Traditional lunch in India usually consists of a main dish of rice in the south and the east, and whole wheat rotis in the north. It typically includes two or three kinds of vegetables, and sometimes items such as kulcha, naan, or parathas. Paan (stuffed, spiced and folded betel leaves) which aids digestion is often eaten after lunch and dinner in many parts of India.[24]
Indian families often gather for "evening breakfast," similar to tea time to talk and have tea and snacks. Dinner is considered the main meal of the day.

Regional cuisines

Cuisine differs across India's diverse regions as a result of variation in local culture, geographical location (proximity to sea, desert, or mountains), and economics. It also varies seasonally, depending on which fruits and vegetables are ripe.

Dietary restrictions

 

In India people often follow dietary restrictions based on their religion or faith:

  • Hindu communities condemn beef taboo since it is believed that Hindu scriptures condemn cow slaughter. Beef consumption has been banned in many states of India.
  • Vaishnavism followers generally do not eat garlic and onions because they are advised against it in the Bhagavad Gita.
  • Jains follow a strict form of vegetarianism, known as Jain vegetarianism, which in addition to being completely vegetarian, also excludes potatoes and other root vegetables because when the root is pulled up, organisms that live around the root also die.
  • Muslims do not eat pork or pork products.

Etiquette

Traditionally, meals in India were eaten while seated either on the floor or on very low stools or cushions. Food is most often eaten with the right hand rather than cutlery. The left hand is used to serve oneself when the courses are not served by the host. Often roti is used to scoop curry without allowing it to touch the hand. In the wheat-producing north, a piece of roti is gripped with the thumb and middle finger and ripped off while holding the roti down with the index finger. A somewhat different method is used in the south for the dosai, the adai, and the uththappam, where the middle finger is pressed down to hold the crepe down and the forefinger and thumb used to grip and separate a small part. Traditional serving styles vary regionally throughout India.

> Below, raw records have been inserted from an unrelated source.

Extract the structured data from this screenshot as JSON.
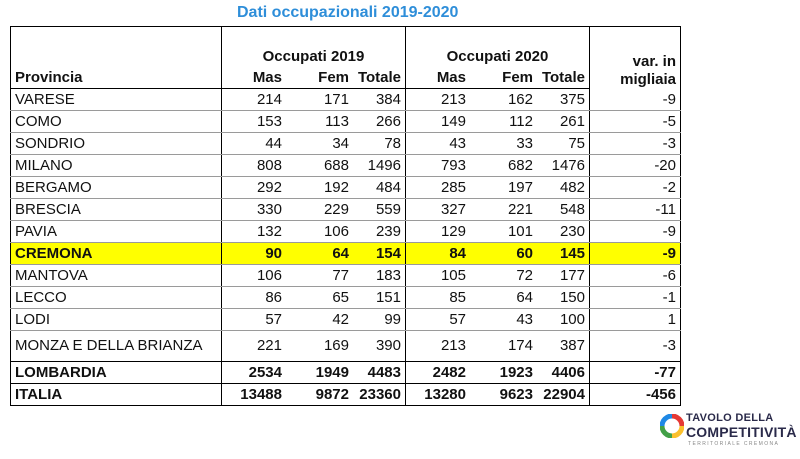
{
  "title": "Dati occupazionali 2019-2020",
  "header": {
    "group_2019": "Occupati 2019",
    "group_2020": "Occupati 2020",
    "var_line1": "var. in",
    "var_line2": "migliaia",
    "provincia": "Provincia",
    "cols": [
      "Mas",
      "Fem",
      "Totale",
      "Mas",
      "Fem",
      "Totale"
    ]
  },
  "rows": [
    {
      "name": "VARESE",
      "v": [
        "214",
        "171",
        "384",
        "213",
        "162",
        "375",
        "-9"
      ]
    },
    {
      "name": "COMO",
      "v": [
        "153",
        "113",
        "266",
        "149",
        "112",
        "261",
        "-5"
      ]
    },
    {
      "name": "SONDRIO",
      "v": [
        "44",
        "34",
        "78",
        "43",
        "33",
        "75",
        "-3"
      ]
    },
    {
      "name": "MILANO",
      "v": [
        "808",
        "688",
        "1496",
        "793",
        "682",
        "1476",
        "-20"
      ]
    },
    {
      "name": "BERGAMO",
      "v": [
        "292",
        "192",
        "484",
        "285",
        "197",
        "482",
        "-2"
      ]
    },
    {
      "name": "BRESCIA",
      "v": [
        "330",
        "229",
        "559",
        "327",
        "221",
        "548",
        "-11"
      ]
    },
    {
      "name": "PAVIA",
      "v": [
        "132",
        "106",
        "239",
        "129",
        "101",
        "230",
        "-9"
      ]
    },
    {
      "name": "CREMONA",
      "v": [
        "90",
        "64",
        "154",
        "84",
        "60",
        "145",
        "-9"
      ]
    },
    {
      "name": "MANTOVA",
      "v": [
        "106",
        "77",
        "183",
        "105",
        "72",
        "177",
        "-6"
      ]
    },
    {
      "name": "LECCO",
      "v": [
        "86",
        "65",
        "151",
        "85",
        "64",
        "150",
        "-1"
      ]
    },
    {
      "name": "LODI",
      "v": [
        "57",
        "42",
        "99",
        "57",
        "43",
        "100",
        "1"
      ]
    },
    {
      "name": "MONZA E DELLA BRIANZA",
      "v": [
        "221",
        "169",
        "390",
        "213",
        "174",
        "387",
        "-3"
      ]
    }
  ],
  "totals": [
    {
      "name": "LOMBARDIA",
      "v": [
        "2534",
        "1949",
        "4483",
        "2482",
        "1923",
        "4406",
        "-77"
      ]
    },
    {
      "name": "ITALIA",
      "v": [
        "13488",
        "9872",
        "23360",
        "13280",
        "9623",
        "22904",
        "-456"
      ]
    }
  ],
  "logo": {
    "line1": "TAVOLO DELLA",
    "line2": "COMPETITIVITÀ",
    "line3": "TERRITORIALE CREMONA",
    "colors": [
      "#e53935",
      "#fbc02d",
      "#43a047",
      "#1e88e5"
    ]
  }
}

Contact with other cultures has affected Indian dining etiquette. For example, the Anglo-Indian middle class commonly uses spoons and forks, as is traditional in Western culture.[149]
In South India, cleaned banana leaves, which can be disposed of after meals, are used for serving food. When hot food is served on banana leaves, the leaves add distinctive aromas and taste to the food.[150] Leaf plates are less common today, except on special occasions.

Outside India

Indian migration has spread the culinary traditions of the subcontinent throughout the world. These cuisines have been adapted to local tastes, and have also affected local cuisines. Curry's international appeal has been compared to that of pizza. Indian tandoor dishes such as chicken tikka enjoy widespread popularity.